In July, bulldozers from Nairobi City Council demolished around 100 homes and 470 market stalls in Kabete, Nairobi. No official notice was given to those affected. Angry residents clashed with armed police in the following days as tensions flared in the settlement. A 74-year-old man who tried to complain about the police beating a woman was shot dead by police at close range. By the end of the year the police officer responsible for the shooting had not been brought to justice. The evictions left hundreds of people, mainly women and children, without shelter. Many slept outdoors without blankets or warm clothes and had no money to buy food or other essentials.
The government repeatedly announced plans to continue evicting thousands of people from the Mau Forest Complex. Hundreds of households evicted from the Complex in 2009 remained in makeshift displacement camps without proper access to emergency shelter and other services.
By the end of the year the government had not fulfilled its 2006 pledge to release national guidelines on evictions.

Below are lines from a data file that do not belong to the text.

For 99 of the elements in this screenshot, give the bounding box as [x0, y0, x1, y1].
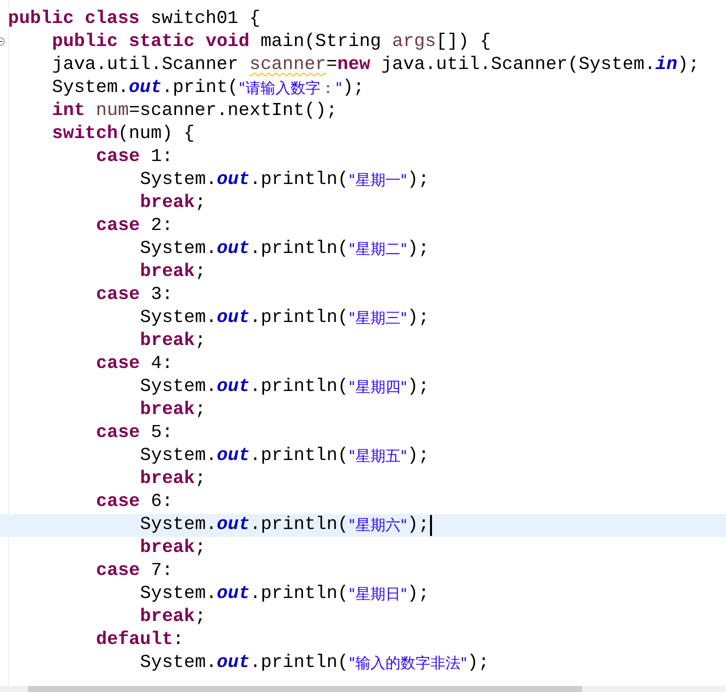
field-name: in	[655, 54, 678, 77]
keyword: break	[140, 192, 195, 215]
code-text: .println(	[250, 238, 348, 261]
code-text: =scanner.nextInt();	[128, 100, 338, 123]
code-text: .print(	[162, 77, 239, 100]
keyword: class	[84, 8, 140, 31]
keyword: new	[337, 54, 370, 77]
code-text: .println(	[250, 376, 348, 399]
code-text: System.	[140, 652, 217, 675]
code-text: []) {	[436, 31, 491, 54]
field-name: out	[216, 652, 250, 675]
field-name: out	[128, 77, 162, 100]
code-text: System.	[140, 238, 217, 261]
code-text: );	[407, 238, 430, 261]
keyword: case	[96, 353, 140, 376]
field-name: out	[216, 583, 250, 606]
code-text: java.util.Scanner	[52, 54, 240, 77]
keyword: case	[96, 422, 140, 445]
keyword: break	[140, 399, 195, 422]
field-name: out	[216, 238, 250, 261]
code-text: 7:	[150, 560, 173, 583]
code-text: 3:	[150, 284, 173, 307]
code-text: System.	[140, 376, 217, 399]
keyword: case	[96, 146, 140, 169]
code-text: );	[407, 583, 430, 606]
keyword: case	[96, 491, 140, 514]
keyword: int	[52, 100, 86, 123]
field-name: out	[216, 307, 250, 330]
code-text: );	[407, 169, 430, 192]
scrollbar-thumb[interactable]	[28, 686, 582, 692]
code-text: );	[407, 307, 430, 330]
code-text: System.	[140, 514, 217, 537]
code-text: .println(	[250, 169, 348, 192]
keyword: case	[96, 215, 140, 238]
field-name: out	[216, 445, 250, 468]
code-text: 5:	[150, 422, 173, 445]
field-name: out	[216, 169, 250, 192]
code-text: );	[467, 652, 490, 675]
code-text: ;	[194, 537, 206, 560]
code-text: ;	[194, 606, 206, 629]
string-literal: "星期五"	[348, 446, 408, 467]
keyword: public	[8, 8, 75, 31]
keyword: case	[96, 284, 140, 307]
code-text: ;	[194, 192, 206, 215]
keyword: default	[96, 629, 173, 652]
keyword: void	[206, 31, 250, 54]
code-text: System.	[140, 445, 217, 468]
keyword: break	[140, 606, 195, 629]
code-text: .println(	[250, 514, 348, 537]
code-text: ;	[194, 399, 206, 422]
string-literal: "星期四"	[348, 377, 408, 398]
text-caret	[430, 515, 432, 536]
keyword: break	[140, 330, 195, 353]
keyword: public	[52, 31, 119, 54]
code-text: switch01 {	[150, 8, 260, 31]
code-text: .println(	[250, 445, 348, 468]
code-text: (num) {	[118, 123, 195, 146]
code-text: 2:	[150, 215, 173, 238]
code-text: );	[407, 445, 430, 468]
code-text: 4:	[150, 353, 173, 376]
code-text: ;	[194, 261, 206, 284]
keyword: break	[140, 468, 195, 491]
code-text: );	[407, 514, 430, 537]
code-text: System.	[140, 169, 217, 192]
field-name: out	[216, 514, 250, 537]
code-text: ;	[194, 468, 206, 491]
code-text: );	[677, 54, 700, 77]
code-text: main(String	[259, 31, 382, 54]
code-text: 6:	[150, 491, 173, 514]
keyword: break	[140, 537, 195, 560]
code-text: :	[172, 629, 184, 652]
code-text: System.	[52, 77, 129, 100]
warning-variable: scanner	[249, 54, 326, 77]
code-text: );	[342, 77, 364, 100]
variable-name: num	[96, 100, 129, 123]
string-literal: "星期三"	[348, 308, 408, 329]
string-literal: "星期二"	[348, 239, 408, 260]
code-text: );	[407, 376, 430, 399]
code-text: System.	[140, 307, 217, 330]
keyword: static	[128, 31, 196, 54]
code-text: java.util.Scanner(System.	[380, 54, 656, 77]
code-text: System.	[140, 583, 217, 606]
string-literal: "星期六"	[348, 515, 408, 536]
code-text: =	[326, 54, 338, 77]
code-text: .println(	[250, 307, 348, 330]
string-literal: "星期日"	[348, 584, 408, 605]
field-name: out	[216, 376, 250, 399]
code-text: ;	[194, 330, 206, 353]
string-literal: "请输入数字："	[238, 78, 342, 99]
code-text: .println(	[250, 583, 348, 606]
keyword: switch	[52, 123, 118, 146]
variable-name: args	[392, 31, 436, 54]
keyword: case	[96, 560, 140, 583]
code-text: .println(	[250, 652, 348, 675]
keyword: break	[140, 261, 195, 284]
string-literal: "输入的数字非法"	[348, 653, 468, 674]
code-text: 1:	[150, 146, 173, 169]
horizontal-scrollbar[interactable]	[0, 686, 726, 692]
string-literal: "星期一"	[348, 170, 408, 191]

Internally displaced people
Thousands of people remained displaced as a result of the post-election violence of 2007/8. By September the government had provided resettlement land only for a few hundred households. Following evictions from the Mau Forest Complex, some 30,000 people remained displaced in a dozen makeshift camps.
Refugees and asylum-seekers
The continued closure of the Kenya/Somali border hindered the ability of the government, UNHCR (the UN refugee agency) and other organizations to address the needs of Somali asylum-seekers and refugees (see Somalia entry). The Kenyan authorities continued to prevent some Somali asylum-seekers from entering the country and to forcibly return some who crossed the border.

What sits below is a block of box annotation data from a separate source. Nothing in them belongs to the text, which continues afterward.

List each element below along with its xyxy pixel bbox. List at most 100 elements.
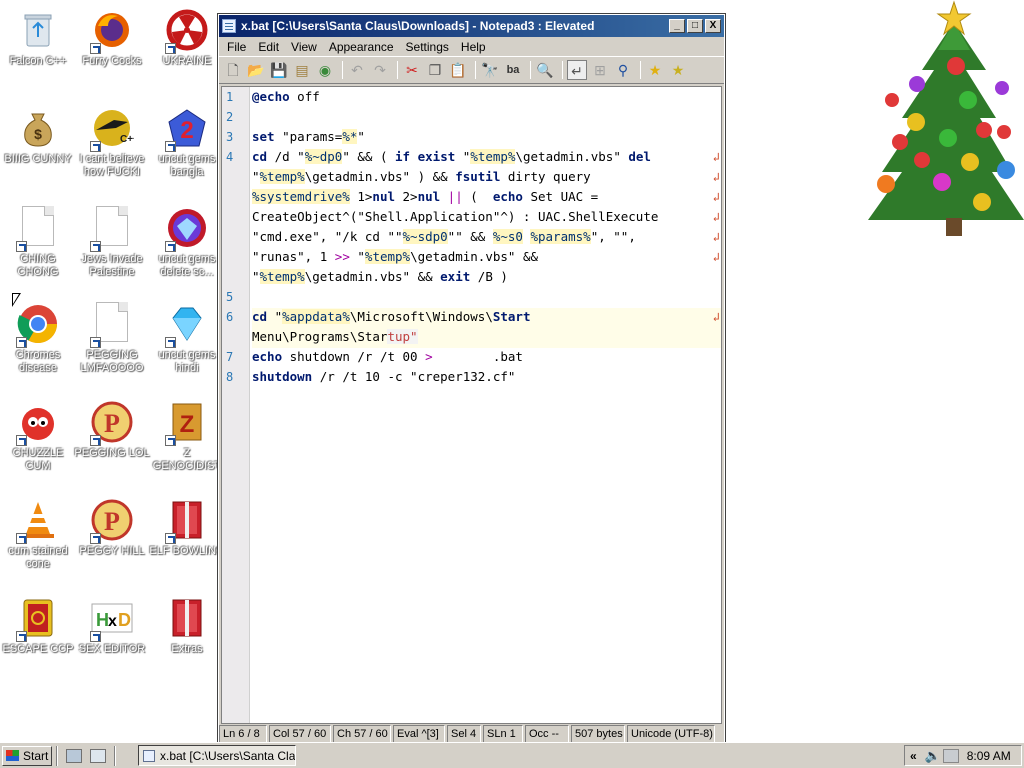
line-number: 1 (226, 90, 234, 104)
desktop-icon-uncut-gems-hindi[interactable]: uncut gems hindi (149, 302, 225, 375)
desktop-icon-uncut-gems-bangla[interactable]: 2 uncut gems bangla (149, 106, 225, 179)
goto-icon[interactable]: 🔍 (535, 60, 555, 80)
shortcut-arrow-icon (165, 435, 176, 446)
start-label: Start (23, 748, 49, 763)
close-button[interactable]: X (705, 19, 721, 33)
clock[interactable]: 8:09 AM (967, 749, 1011, 763)
svg-text:$: $ (34, 126, 42, 142)
browse-icon[interactable]: ◉ (315, 60, 335, 80)
desktop-icon-peggy-hill[interactable]: P PEGGY HILL (74, 498, 150, 558)
code-area[interactable]: @echo off set "params=%*" cd /d "%~dp0" … (252, 87, 721, 723)
desktop-icon-label: PEGGING LMFAOOOO (80, 349, 144, 374)
desktop-icon-chromes-disease[interactable]: Chromes disease (0, 302, 76, 375)
desktop-icon-biiig[interactable]: $ BIIIG CUNNY (0, 106, 76, 166)
desktop-icon-i-cant-believe[interactable]: C++ I cant believe how FUCKI (74, 106, 150, 179)
word-wrap-icon[interactable]: ↵ (567, 60, 587, 80)
desktop-icon-label: SEX EDITOR (78, 643, 146, 655)
replace-icon[interactable]: ba (503, 60, 523, 80)
favorites-star-icon[interactable]: ★ (645, 60, 665, 80)
code-line-wrapped: %systemdrive% 1>nul 2>nul || ( echo Set … (252, 189, 599, 204)
desktop-icon-ching-chong[interactable]: CHING CHONG (0, 206, 76, 279)
falcon-cpp-icon: C++ (90, 106, 139, 152)
shortcut-arrow-icon (90, 43, 101, 54)
status-eval[interactable]: Eval ^[3] (393, 725, 445, 743)
zoom-search-icon[interactable]: ⚲ (613, 60, 633, 80)
toolbar-separator (640, 61, 641, 79)
desktop-icon-ukraine[interactable]: UKRAINE (149, 8, 225, 68)
menu-bar: File Edit View Appearance Settings Help (219, 37, 724, 56)
window-titlebar[interactable]: x.bat [C:\Users\Santa Claus\Downloads] -… (219, 15, 724, 37)
start-button[interactable]: Start (2, 745, 52, 766)
redo-icon[interactable]: ↷ (370, 60, 390, 80)
status-column[interactable]: Col 57 / 60 (269, 725, 331, 743)
desktop-icon-extras[interactable]: Extras (149, 596, 225, 656)
code-line-wrapped: Menu\Programs\Startup" (252, 329, 418, 344)
show-desktop-icon[interactable] (66, 748, 82, 763)
desktop-icon-uncut-gems-delete[interactable]: uncut gems delete sc... (149, 206, 225, 279)
line-number: 7 (226, 350, 234, 364)
desktop-icon-z-genocidist[interactable]: Z Z GENOCIDIST (149, 400, 225, 473)
new-file-icon[interactable]: 🗋 (223, 60, 243, 80)
menu-appearance[interactable]: Appearance (323, 40, 400, 54)
status-selected-lines[interactable]: SLn 1 (483, 725, 523, 743)
open-folder-icon[interactable]: 📂 (246, 60, 266, 80)
shortcut-arrow-icon (165, 241, 176, 252)
maximize-button[interactable]: □ (687, 19, 703, 33)
desktop-icon-jews-invade[interactable]: Jews Invade Palestine (74, 206, 150, 279)
line-number: 3 (226, 130, 234, 144)
windows-flag-icon (6, 750, 19, 761)
minimize-button[interactable]: _ (669, 19, 685, 33)
paste-icon[interactable]: 📋 (448, 60, 468, 80)
add-favorite-star-icon[interactable]: ★ (668, 60, 688, 80)
desktop-icon-cum-stained-cone[interactable]: cum stained cone (0, 498, 76, 571)
status-line[interactable]: Ln 6 / 8 (219, 725, 267, 743)
find-icon[interactable]: 🔭 (480, 60, 500, 80)
desktop-icon-label: CHUZZLE CUM (12, 447, 64, 472)
desktop-icon-label: uncut gems hindi (158, 349, 216, 374)
desktop-icon-label: ELF BOWLING (149, 545, 225, 557)
line-number: 4 (226, 150, 234, 164)
desktop-icon-fury-cocks[interactable]: Furry Cocks (74, 8, 150, 68)
notepad3-window[interactable]: x.bat [C:\Users\Santa Claus\Downloads] -… (217, 13, 726, 745)
desktop-icon-label: UKRAINE (162, 55, 212, 67)
taskbar-separator (114, 745, 116, 766)
status-file-size[interactable]: 507 bytes (571, 725, 625, 743)
desktop-icon-escape-ccp[interactable]: ESCAPE CCP (0, 596, 76, 656)
wrap-indicator-icon: ↲ (712, 190, 720, 204)
menu-view[interactable]: View (285, 40, 323, 54)
network-icon[interactable] (942, 748, 959, 763)
desktop-icon-sex-editor[interactable]: HxD SEX EDITOR (74, 596, 150, 656)
tray-expand-button[interactable]: « (910, 749, 917, 763)
chrome-icon (16, 302, 60, 348)
copy-icon[interactable]: ❐ (425, 60, 445, 80)
desktop-icon-elf-bowling[interactable]: ELF BOWLING (149, 498, 225, 558)
taskbar-item-notepad3[interactable]: x.bat [C:\Users\Santa Cla... (138, 745, 296, 766)
desktop-icon-pegging-lol[interactable]: P PEGGING LOL (74, 400, 150, 460)
save-as-icon[interactable]: ▤ (292, 60, 312, 80)
quick-launch-icon[interactable] (90, 748, 106, 763)
toolbar-separator (342, 61, 343, 79)
document-icon (90, 206, 134, 252)
menu-help[interactable]: Help (455, 40, 492, 54)
desktop-icon-pegging-lmfao[interactable]: PEGGING LMFAOOOO (74, 302, 150, 375)
menu-file[interactable]: File (221, 40, 252, 54)
status-char[interactable]: Ch 57 / 60 (333, 725, 391, 743)
menu-edit[interactable]: Edit (252, 40, 285, 54)
desktop-icon-chuzzle[interactable]: CHUZZLE CUM (0, 400, 76, 473)
save-icon[interactable]: 💾 (269, 60, 289, 80)
undo-icon[interactable]: ↶ (347, 60, 367, 80)
desktop-icon-falcon-cpp[interactable]: Falcon C++ (0, 8, 76, 68)
zoom-icon[interactable]: ⊞ (590, 60, 610, 80)
status-selection[interactable]: Sel 4 (447, 725, 481, 743)
vlc-cone-icon (16, 498, 60, 544)
status-occurrences[interactable]: Occ -- (525, 725, 569, 743)
menu-settings[interactable]: Settings (400, 40, 455, 54)
svg-text:P: P (104, 409, 120, 438)
status-encoding[interactable]: Unicode (UTF-8) (627, 725, 715, 743)
wrap-indicator-icon: ↲ (712, 230, 720, 244)
desktop-icon-label: ESCAPE CCP (2, 643, 74, 655)
volume-icon[interactable]: 🔈 (925, 748, 941, 764)
taskbar-separator (56, 745, 58, 766)
text-editor[interactable]: 1 2 3 4 5 6 7 8 @echo off set "params=%*… (221, 86, 722, 724)
cut-icon[interactable]: ✂ (402, 60, 422, 80)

Overcrowding in the three Dadaab refugee camps, which host thousands of Somali refugees, continued to impede the refugees' access to shelter, water, sanitation and other essential services. The government agreed that one of the camps in Dadaab could be extended and a fourth camp established.
The Kenyan authorities continued to deny reports that they were involved in the forcible recruitment of refugees as soldiers in support of the Transitional Federal Government of Somalia in 2009. Some of those recruited from the camps in Dadaab were less than 18 years old.
Unlawful transfers of suspects
Between July and September up to 12 people suspected of involvement in bomb attacks in Kampala were arrested and transferred from Kenya to Uganda outside established legal procedures. These include extradition procedures which require reciprocal arrest warrants in both countries and judicial hearings. Kenyan authorities also ignored habeas corpus applications for some of the suspects who were unlawfully transferred to Uganda and charged with terrorism and murder (see Uganda entry).
Courts continued to impose the death penalty, although no executions were reported. The death penalty was retained in the new Constitution.
In July, the Court of Appeal, Kenya's highest court, declared that the mandatory application of the death penalty for the crime of murder is unconstitutional as it is "antithetical to the Constitutional provisions on the protection against inhuman or degrading punishment or treatment and fair trial". The Court expressly stated that the reasoning behind its rejection of the mandatory death penalty for the crime of murder might also apply to other capital crimes such as treason, robbery with violence and attempted robbery with violence. However, the Court ruled that the death penalty itself is constitutional.